MANILA (Reuters) - Asia’s most expensive stock market should be out of gas, but there are signs it could have more room to run.
The Philippine stock market, Asia’s strongest after Thailand, climbed 33 percent this year and 74 percent since reform-minded President Benigno Aquino took office in July 2010.
It’s now Asia’s priciest, trading at 17 times projected earnings, nearly double the Asia-Pacific average, according to Thomson Reuters data.
Brokers doubt the torrid pace will continue but expect modest advances in line with its strong economy, the fastest-growing in Southeast Asia, and eye the 6,500 mark in the benchmark index .PSI ahead of the country's first investment grade credit rating, possibly in the next six months.
On Friday, the market nearly hit its recent peak of 5,866.83 points in the main index after a pullback of around 4.5 percent in four days to Monday.
Although Goldman Sachs rattled the market with an underweight recommendation this month, a Reuters analysis of Philippine companies valued at more than $50 million shows that most brokers remain bullish.
Over the last 90 days, broker recommendations have not changed materially, with the average rating score improving marginally to 2.39 from 2.47, with 1 being a strong buy.
While equity mutual funds invested in Southeast Asia have begun to look elsewhere for value [ID:nL4N09S31X], with their sights set on China and India, there has been no aggressive foreign selling in the Philippines.

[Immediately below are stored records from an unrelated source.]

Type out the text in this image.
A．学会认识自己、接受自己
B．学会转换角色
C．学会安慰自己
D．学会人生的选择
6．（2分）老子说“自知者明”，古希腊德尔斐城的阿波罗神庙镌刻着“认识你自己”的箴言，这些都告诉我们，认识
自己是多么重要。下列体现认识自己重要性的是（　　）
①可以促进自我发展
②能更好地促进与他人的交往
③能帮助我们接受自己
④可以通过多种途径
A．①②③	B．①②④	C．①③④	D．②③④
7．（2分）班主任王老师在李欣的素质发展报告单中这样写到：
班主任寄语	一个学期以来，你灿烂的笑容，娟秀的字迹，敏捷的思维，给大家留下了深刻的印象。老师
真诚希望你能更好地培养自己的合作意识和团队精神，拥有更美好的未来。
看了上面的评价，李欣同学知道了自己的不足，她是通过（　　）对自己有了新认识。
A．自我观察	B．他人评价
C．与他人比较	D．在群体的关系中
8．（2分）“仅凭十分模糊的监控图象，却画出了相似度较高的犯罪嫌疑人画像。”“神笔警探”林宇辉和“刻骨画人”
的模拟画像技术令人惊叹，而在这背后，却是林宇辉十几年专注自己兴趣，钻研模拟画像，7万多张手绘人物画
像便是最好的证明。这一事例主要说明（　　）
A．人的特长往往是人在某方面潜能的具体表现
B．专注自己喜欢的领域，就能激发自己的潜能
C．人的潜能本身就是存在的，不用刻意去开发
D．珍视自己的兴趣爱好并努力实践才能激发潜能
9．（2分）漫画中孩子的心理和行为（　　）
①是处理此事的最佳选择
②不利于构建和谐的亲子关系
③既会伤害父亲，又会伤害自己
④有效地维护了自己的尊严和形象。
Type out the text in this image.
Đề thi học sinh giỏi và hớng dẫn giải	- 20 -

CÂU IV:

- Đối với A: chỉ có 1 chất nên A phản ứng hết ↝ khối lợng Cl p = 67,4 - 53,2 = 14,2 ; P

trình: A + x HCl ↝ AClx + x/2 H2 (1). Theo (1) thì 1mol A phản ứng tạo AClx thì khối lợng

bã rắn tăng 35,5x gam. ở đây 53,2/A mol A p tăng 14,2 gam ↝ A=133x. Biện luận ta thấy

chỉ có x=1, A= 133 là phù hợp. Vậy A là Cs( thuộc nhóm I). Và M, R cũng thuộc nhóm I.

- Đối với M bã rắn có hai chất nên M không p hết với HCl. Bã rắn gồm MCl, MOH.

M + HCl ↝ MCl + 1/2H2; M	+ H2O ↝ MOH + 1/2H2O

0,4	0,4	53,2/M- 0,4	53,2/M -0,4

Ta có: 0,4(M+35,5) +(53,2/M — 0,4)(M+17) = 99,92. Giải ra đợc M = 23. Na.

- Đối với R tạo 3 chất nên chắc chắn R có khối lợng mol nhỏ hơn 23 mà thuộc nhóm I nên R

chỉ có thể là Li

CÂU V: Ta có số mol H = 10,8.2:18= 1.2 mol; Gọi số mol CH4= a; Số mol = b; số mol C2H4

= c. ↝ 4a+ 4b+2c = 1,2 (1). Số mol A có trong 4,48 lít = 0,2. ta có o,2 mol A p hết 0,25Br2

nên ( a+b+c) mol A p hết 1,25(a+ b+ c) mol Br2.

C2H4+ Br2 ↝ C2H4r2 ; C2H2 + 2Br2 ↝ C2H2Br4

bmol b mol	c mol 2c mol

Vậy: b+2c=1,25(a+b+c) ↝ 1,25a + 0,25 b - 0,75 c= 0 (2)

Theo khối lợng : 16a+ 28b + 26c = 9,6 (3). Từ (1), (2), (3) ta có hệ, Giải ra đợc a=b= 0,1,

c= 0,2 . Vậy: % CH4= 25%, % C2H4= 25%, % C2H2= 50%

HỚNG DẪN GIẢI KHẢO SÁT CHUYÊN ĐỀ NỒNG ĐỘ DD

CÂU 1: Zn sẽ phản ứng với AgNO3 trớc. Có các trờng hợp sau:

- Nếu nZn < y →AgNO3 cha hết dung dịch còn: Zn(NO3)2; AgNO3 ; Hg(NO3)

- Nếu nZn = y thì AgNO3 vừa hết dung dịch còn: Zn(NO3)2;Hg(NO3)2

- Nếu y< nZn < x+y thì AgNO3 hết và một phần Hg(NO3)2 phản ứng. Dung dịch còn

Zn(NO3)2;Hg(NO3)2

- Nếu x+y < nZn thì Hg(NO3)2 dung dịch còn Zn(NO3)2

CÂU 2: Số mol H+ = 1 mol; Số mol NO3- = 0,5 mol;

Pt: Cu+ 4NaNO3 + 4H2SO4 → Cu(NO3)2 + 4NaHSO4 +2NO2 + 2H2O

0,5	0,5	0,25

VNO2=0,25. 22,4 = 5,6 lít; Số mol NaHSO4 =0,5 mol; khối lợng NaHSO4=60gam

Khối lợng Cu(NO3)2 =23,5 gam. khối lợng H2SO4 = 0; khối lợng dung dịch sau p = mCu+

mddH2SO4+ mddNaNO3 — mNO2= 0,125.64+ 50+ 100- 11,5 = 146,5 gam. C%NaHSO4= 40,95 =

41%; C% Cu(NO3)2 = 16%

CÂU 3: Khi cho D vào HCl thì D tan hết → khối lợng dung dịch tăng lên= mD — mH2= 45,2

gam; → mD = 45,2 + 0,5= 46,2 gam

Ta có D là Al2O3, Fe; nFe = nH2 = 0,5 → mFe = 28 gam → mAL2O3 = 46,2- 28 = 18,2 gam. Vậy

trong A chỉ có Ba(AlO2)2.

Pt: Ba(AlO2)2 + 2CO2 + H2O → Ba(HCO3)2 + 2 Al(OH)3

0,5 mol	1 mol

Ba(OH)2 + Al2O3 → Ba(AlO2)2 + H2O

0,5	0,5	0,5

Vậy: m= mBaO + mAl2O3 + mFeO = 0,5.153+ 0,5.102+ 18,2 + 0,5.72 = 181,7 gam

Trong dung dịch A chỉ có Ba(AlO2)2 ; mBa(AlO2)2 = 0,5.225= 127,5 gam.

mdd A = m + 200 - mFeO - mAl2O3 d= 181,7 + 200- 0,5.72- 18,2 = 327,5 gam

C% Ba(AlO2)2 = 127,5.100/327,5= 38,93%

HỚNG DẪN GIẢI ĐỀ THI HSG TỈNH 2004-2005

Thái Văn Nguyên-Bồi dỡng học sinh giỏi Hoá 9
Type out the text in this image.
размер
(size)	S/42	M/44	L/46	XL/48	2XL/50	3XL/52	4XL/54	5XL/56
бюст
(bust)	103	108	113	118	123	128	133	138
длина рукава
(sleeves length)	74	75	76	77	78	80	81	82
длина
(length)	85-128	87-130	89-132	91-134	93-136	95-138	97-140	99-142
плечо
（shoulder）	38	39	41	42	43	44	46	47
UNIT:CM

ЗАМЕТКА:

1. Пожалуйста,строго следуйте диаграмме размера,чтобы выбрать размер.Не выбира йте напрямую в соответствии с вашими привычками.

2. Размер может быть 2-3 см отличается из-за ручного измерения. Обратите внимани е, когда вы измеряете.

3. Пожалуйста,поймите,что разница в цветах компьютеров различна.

Foreigners were net buyers of Philippine stocks in the first two weeks of December and snapped up 107 billion pesos ($2.6 billion) worth in the year to December 12, nearly double from a year ago.
“The Philippines will not be the top performer, but it will definitely be outperforming emerging markets,” said Paul Joseph Garcia, chief investment officer at BPI Asset Management in Manila.
He said the economy, which grew in the three months through September at the fastest pace since 2010, was likely to remain strong next year, supported by spending related to congressional elections in May, infrastructure projects and sustained consumer spending despite global growth worries.
Reuben Mark Angeles, research head at First Metro Securities Brokerage Corp in Manila, expects market volumes to remain brisk ahead of an anticipated investment grade credit rating for the country. Japanese fund managers were interested buyers, Philippine Stock Exchange President Hans Sicat said.
On Thursday, Standard & Poor’s became the first among the three major credit-rating agencies to switch its outlook for the Philippines to positive from stable, moving just six months after its last upgrade. It said the country could be awarded investment grade status with sustained reforms.
But doubts have surfaced on the sustainability of the rally, with foreign money likely to move to new high-growth markets as the global economy slowly recovers.
“We do not expect new headlines in the Philippine market in the coming six months, and so little reasons for new investors to venture aggressively into the market,” said Mixo Das, an analyst at Nomura International (Hong Kong) Ltd which has an underweight recommendation on the Philippines.
But even without hefty foreign fund inflows, the market may be supported by local investors who now dominate trade, buying more than 939 billion pesos ($23 billion) worth of shares up to December 14, data from the stock exchange shows.
Local investors, shunning low interest rates in debt markets, now make up 55 percent of the equities market volume. Foreigners used to dominate the market with a 60 to 70 percent share before the global financial crisis, said BPI’s Garcia.
“This market has legs because not everyone is in yet. It is not a crowded market story,” Garcia said.